Maintaining a responsible dialogue about the Catholic healthcare ministry within both healthcare systems and dioceses enables Catholic healthcare providers to continue to address increasingly complex clinical — as well as business — situations. Furthermore, since the Catholic ethos grows out of a community's religious beliefs and liturgical practice, the best way to engage in either clinical or business ethics is through moral discourse, involving all members of the healthcare community. Such broad-based conversation respects healthcare professionals' experience while helping them apply Catholic moral teaching to their own disciplines.

To respond affirmatively to Marty's challenges about ethos, we in Catholic healthcare must answer the following questions:

  • By what system do we orient our ever-changing work force not only to the charism of our particular institution but also to Catholic ethical principles?
  • What methods do we have for ongoing education of managers, trustees, professional staff, and employees about Catholic ethical principles?
  • How clear and accessible are our ethical policies and procedures?
  • How widely known and utilized is our institutional ethics committee?
  • How free is the ethics committee to address issues that extend beyond clinical concerns to the corporate ethos?

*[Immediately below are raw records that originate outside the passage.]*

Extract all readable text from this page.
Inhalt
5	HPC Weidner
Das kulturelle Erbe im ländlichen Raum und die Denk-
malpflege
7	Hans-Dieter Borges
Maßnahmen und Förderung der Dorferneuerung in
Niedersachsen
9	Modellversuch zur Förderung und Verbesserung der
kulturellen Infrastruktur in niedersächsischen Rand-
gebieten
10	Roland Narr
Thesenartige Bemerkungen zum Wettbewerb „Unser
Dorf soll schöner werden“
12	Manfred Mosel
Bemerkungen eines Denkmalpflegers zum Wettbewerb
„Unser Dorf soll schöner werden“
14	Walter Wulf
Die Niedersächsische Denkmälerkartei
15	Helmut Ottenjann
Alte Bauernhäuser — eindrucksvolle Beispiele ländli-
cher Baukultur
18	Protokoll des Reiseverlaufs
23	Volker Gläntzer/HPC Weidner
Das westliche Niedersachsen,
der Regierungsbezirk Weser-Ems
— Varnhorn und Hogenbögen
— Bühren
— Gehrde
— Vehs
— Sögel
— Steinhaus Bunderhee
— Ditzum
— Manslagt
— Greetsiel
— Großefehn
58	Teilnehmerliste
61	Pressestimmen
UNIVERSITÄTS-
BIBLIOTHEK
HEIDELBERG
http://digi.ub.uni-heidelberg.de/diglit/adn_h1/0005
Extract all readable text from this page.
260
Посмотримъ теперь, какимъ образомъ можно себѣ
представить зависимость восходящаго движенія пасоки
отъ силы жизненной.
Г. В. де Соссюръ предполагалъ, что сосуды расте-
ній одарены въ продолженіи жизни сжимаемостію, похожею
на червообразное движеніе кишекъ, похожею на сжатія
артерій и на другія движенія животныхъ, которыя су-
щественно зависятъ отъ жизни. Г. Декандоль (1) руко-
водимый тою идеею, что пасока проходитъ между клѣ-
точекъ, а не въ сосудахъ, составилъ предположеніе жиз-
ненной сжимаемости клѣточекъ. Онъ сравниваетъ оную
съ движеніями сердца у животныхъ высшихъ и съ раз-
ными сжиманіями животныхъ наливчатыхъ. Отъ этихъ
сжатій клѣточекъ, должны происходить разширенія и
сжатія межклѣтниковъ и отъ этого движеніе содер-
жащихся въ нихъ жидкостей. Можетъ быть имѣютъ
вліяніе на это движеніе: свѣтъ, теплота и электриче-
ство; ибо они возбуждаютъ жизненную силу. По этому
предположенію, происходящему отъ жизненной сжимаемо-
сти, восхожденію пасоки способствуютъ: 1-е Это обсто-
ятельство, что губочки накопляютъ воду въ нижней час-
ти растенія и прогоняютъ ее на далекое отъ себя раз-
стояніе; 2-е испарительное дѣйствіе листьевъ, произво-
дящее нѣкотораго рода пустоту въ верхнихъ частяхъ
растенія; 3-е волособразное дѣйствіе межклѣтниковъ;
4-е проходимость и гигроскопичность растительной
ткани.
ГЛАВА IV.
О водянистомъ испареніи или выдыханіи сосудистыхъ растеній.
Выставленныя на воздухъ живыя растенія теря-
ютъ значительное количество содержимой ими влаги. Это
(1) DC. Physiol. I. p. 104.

Bringing Jesus' Words and Deeds Alive
Catholic healthcare providers, Marty asserts, must base the ministry in a sense of stewardship. True stewardship does not lie in the exclusion of other faiths from our moral discourse, nor does it lie in a triumphant belief that the Catholic healthcare ministry is the only one with answers to today's healthcare problems. In addition, stewardship does more than merely protect our institutions' bricks and mortar. Rather, the call to which Marty refers beckons us to foster Jesus' healing ministry in whatever forms it may take as we move into the next millennium.

Are we prepared for the challenge? We have the richness of our tradition, the support of our sacramental system, the example of the courageous women and men who have gone before us, and the strength that comes from communal commitment to the moral discourse to bring the words and deeds of Jesus alive in our day.


NOTES

  1. Karl Rahner, "The Body in the Order of Salvation," in Theological Investigations, vol. 17, translated by Margaret Kohl, Crossroad, New York City, 1981, pp. 71-89.
  2. Nel Noddings, Caring: A Feminine Approach to Ethics and Moral Education, University of California Press, Berkeley, 1984. Although some of Noddings's ethical analyses do not conform with the Catholic tradition, her pedagogical examples remain valid and applicable.

Sr. Talone is ethics consultant, Mercy Health Corporation, and associate professor of humanities, Gwynedd-Mercy College, Bala Cynwyd, PA.